Bush had been commissioned to
write a piece for the National Association of Boys Clubs in memory of their
late patron who happened to be Tommy Handley. And he was struggling to make a
connection when he thought of these words. The parallel of Tommy Handley and
the dead jester was apposite, especially when Hamlet’s thoughts about Yorick’s
‘flashes of merriment that was wont to set the table on a roar.’
The Overture, Yorick is a
well-balanced and nuanced piece. It is roughly divided into three parts, the
outer sections ‘with the customary statement, development and recapitulation of
two themes’ paints a portrait of the hilarious side of Tommy Handley’s nature.

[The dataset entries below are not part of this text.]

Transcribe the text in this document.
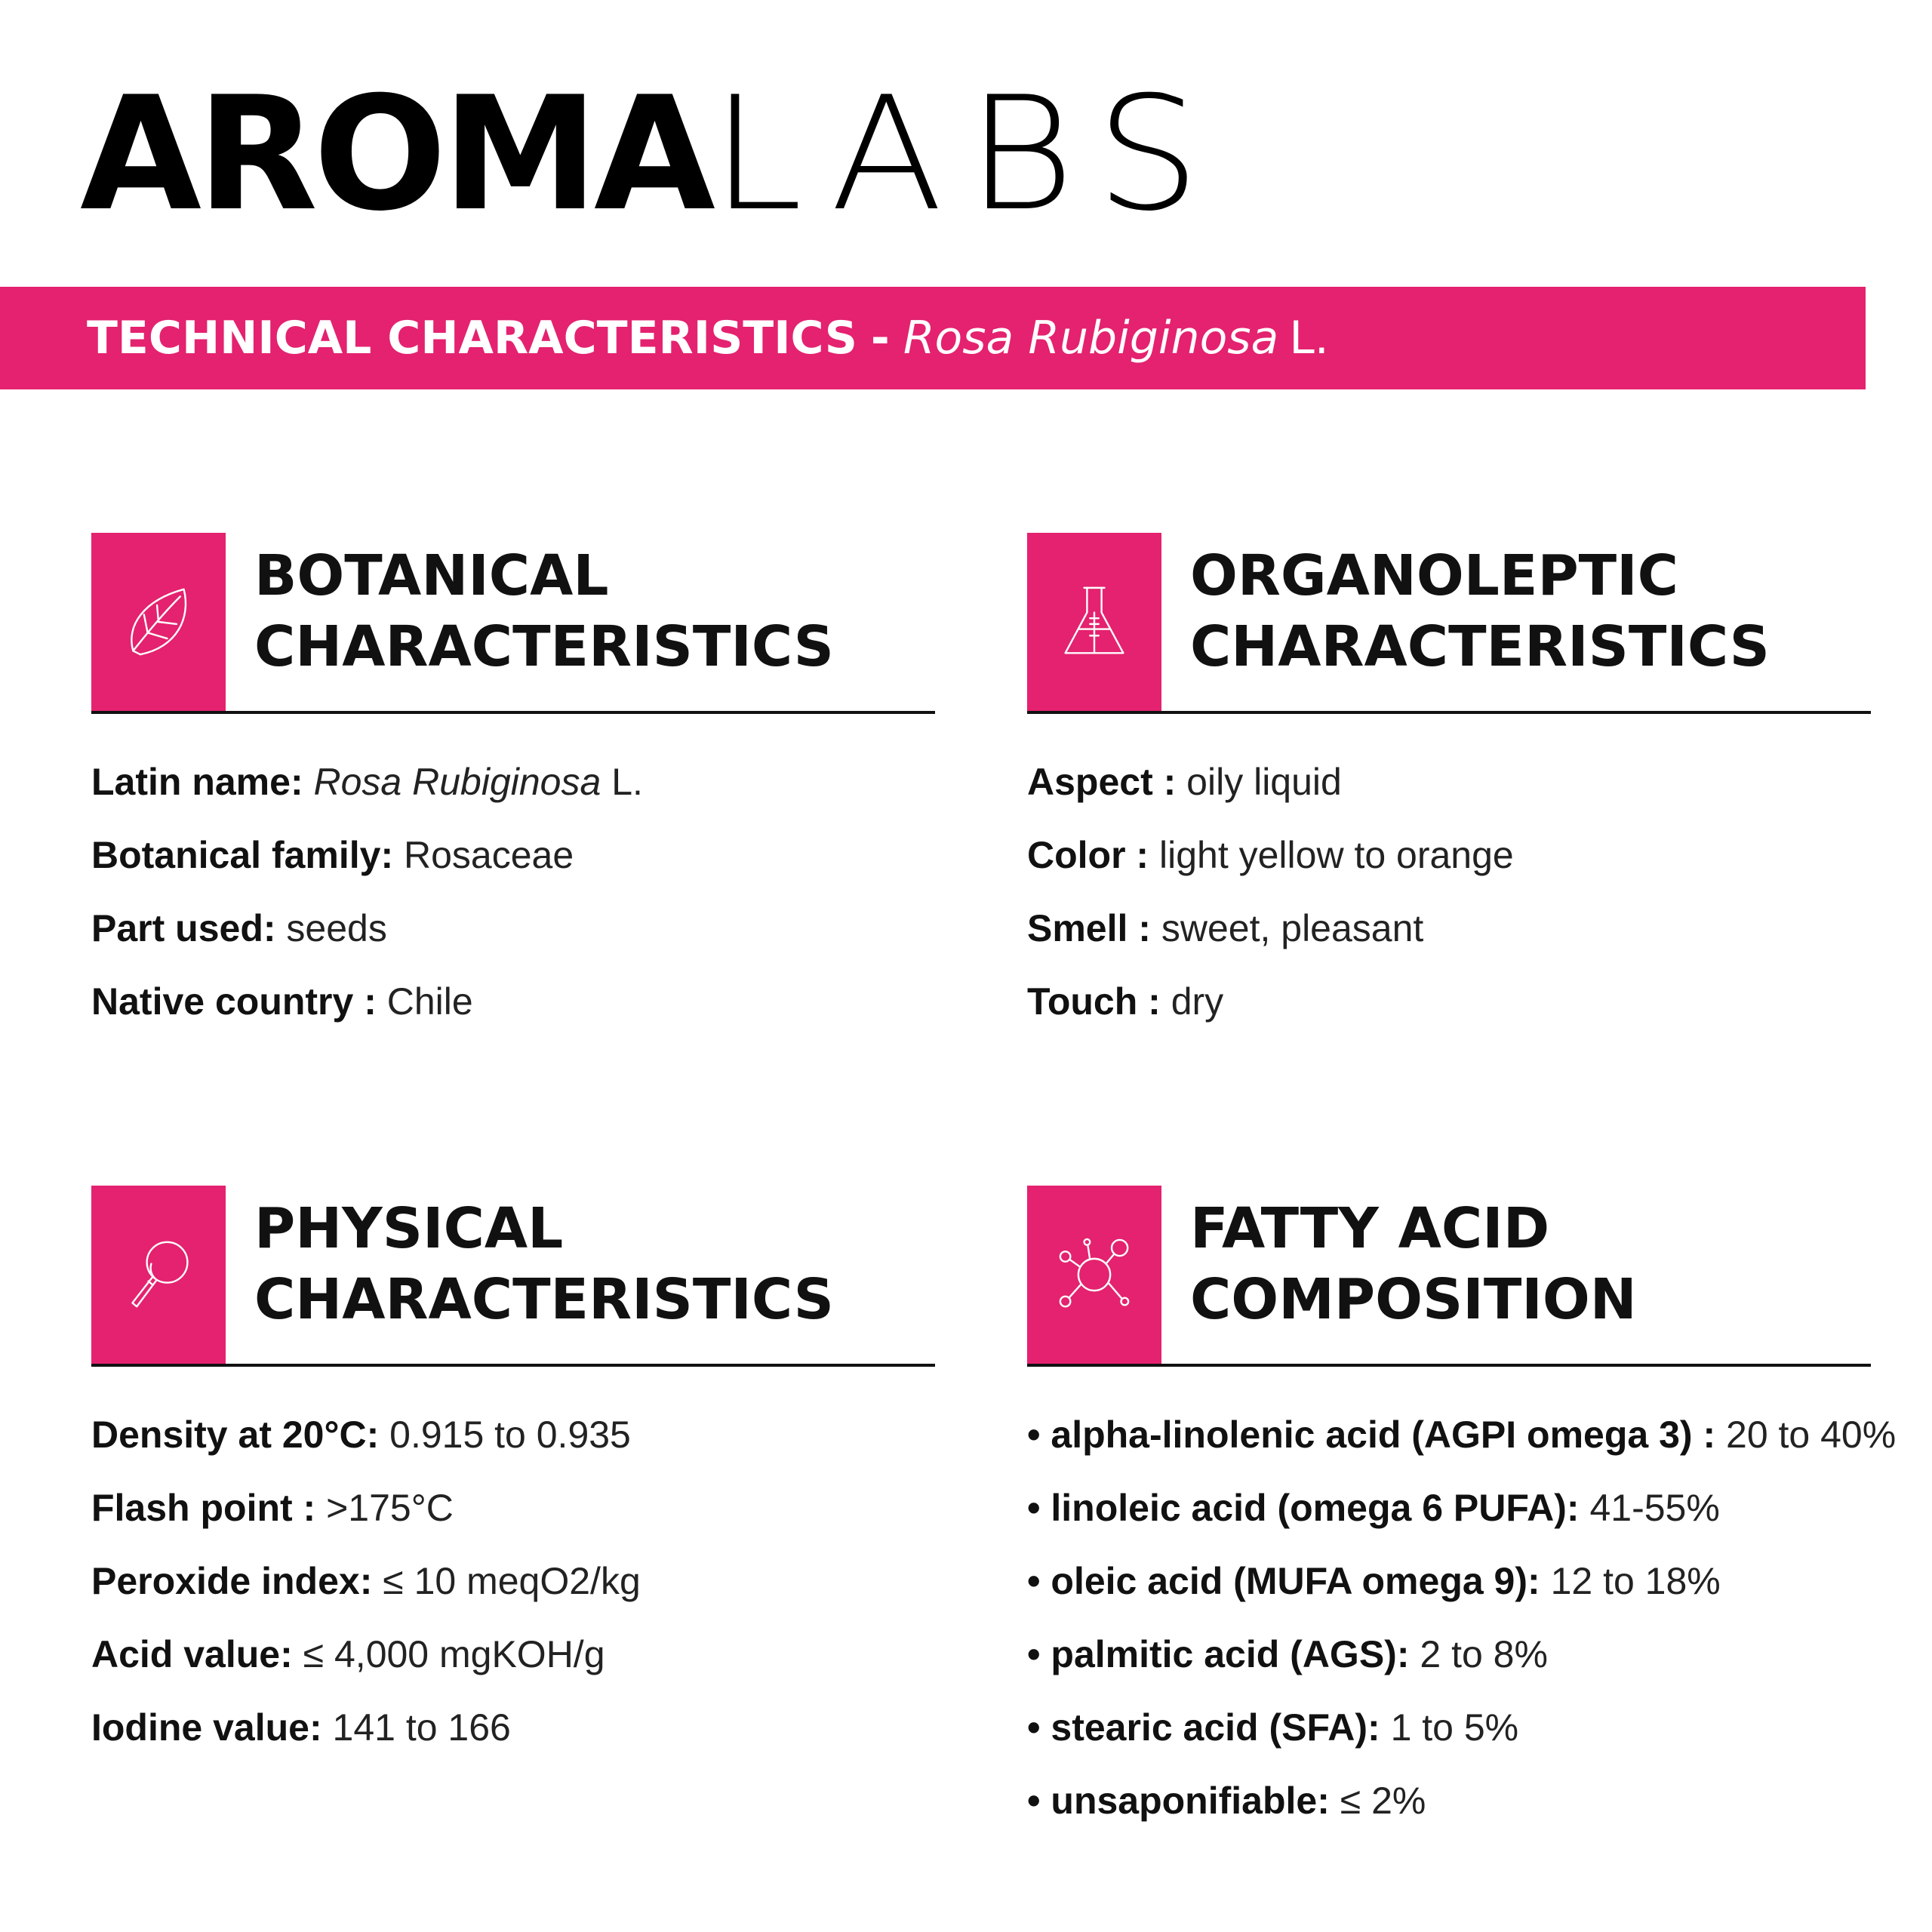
AROMALABS
TECHNICAL CHARACTERISTICS - Rosa Rubiginosa L.
BOTANICAL
CHARACTERISTICS
Latin name: Rosa Rubiginosa L.
Botanical family: Rosaceae
Part used: seeds
Native country : Chile
ORGANOLEPTIC
CHARACTERISTICS
Aspect : oily liquid
Color : light yellow to orange
Smell : sweet, pleasant
Touch : dry
PHYSICAL
CHARACTERISTICS
Density at 20°C: 0.915 to 0.935
Flash point : >175°C
Peroxide index: ≤ 10 meqO2/kg
Acid value: ≤ 4,000 mgKOH/g
Iodine value: 141 to 166
FATTY ACID
COMPOSITION
• alpha-linolenic acid (AGPI omega 3) : 20 to 40%
• linoleic acid (omega 6 PUFA): 41-55%
• oleic acid (MUFA omega 9): 12 to 18%
• palmitic acid (AGS): 2 to 8%
• stearic acid (SFA): 1 to 5%
• unsaponifiable: ≤ 2%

However, the lovely wistful middle section is a funeral elegy for the departed
comic. Bush nods to Prokofiev in this work – including an allusion to Peter and
the Wolf.
The first performance was at the
Albert Hall where it should have been a huge success. But the ‘student
orchestra’, the ‘New Philharmonic’, was hardly up to scratch. A contemporary
reviewer noted that ‘…the players were insufficiently sure of themselves to
give Geoffrey Bush’s … overture the sparkle it needed.’ However he recognised
the potential of this work and concluded that Yorick is ‘a deft and ingenious
little piece which young people of all ages could enjoy without any kind of
effort.’ TTFN!
Geoffrey Bush’s Overture: Yorick
is available on Lyrita SRCD.252. It can
also be heard on YouTube.
The New Philharmonia Orchestra is conducted by Vernon Handley.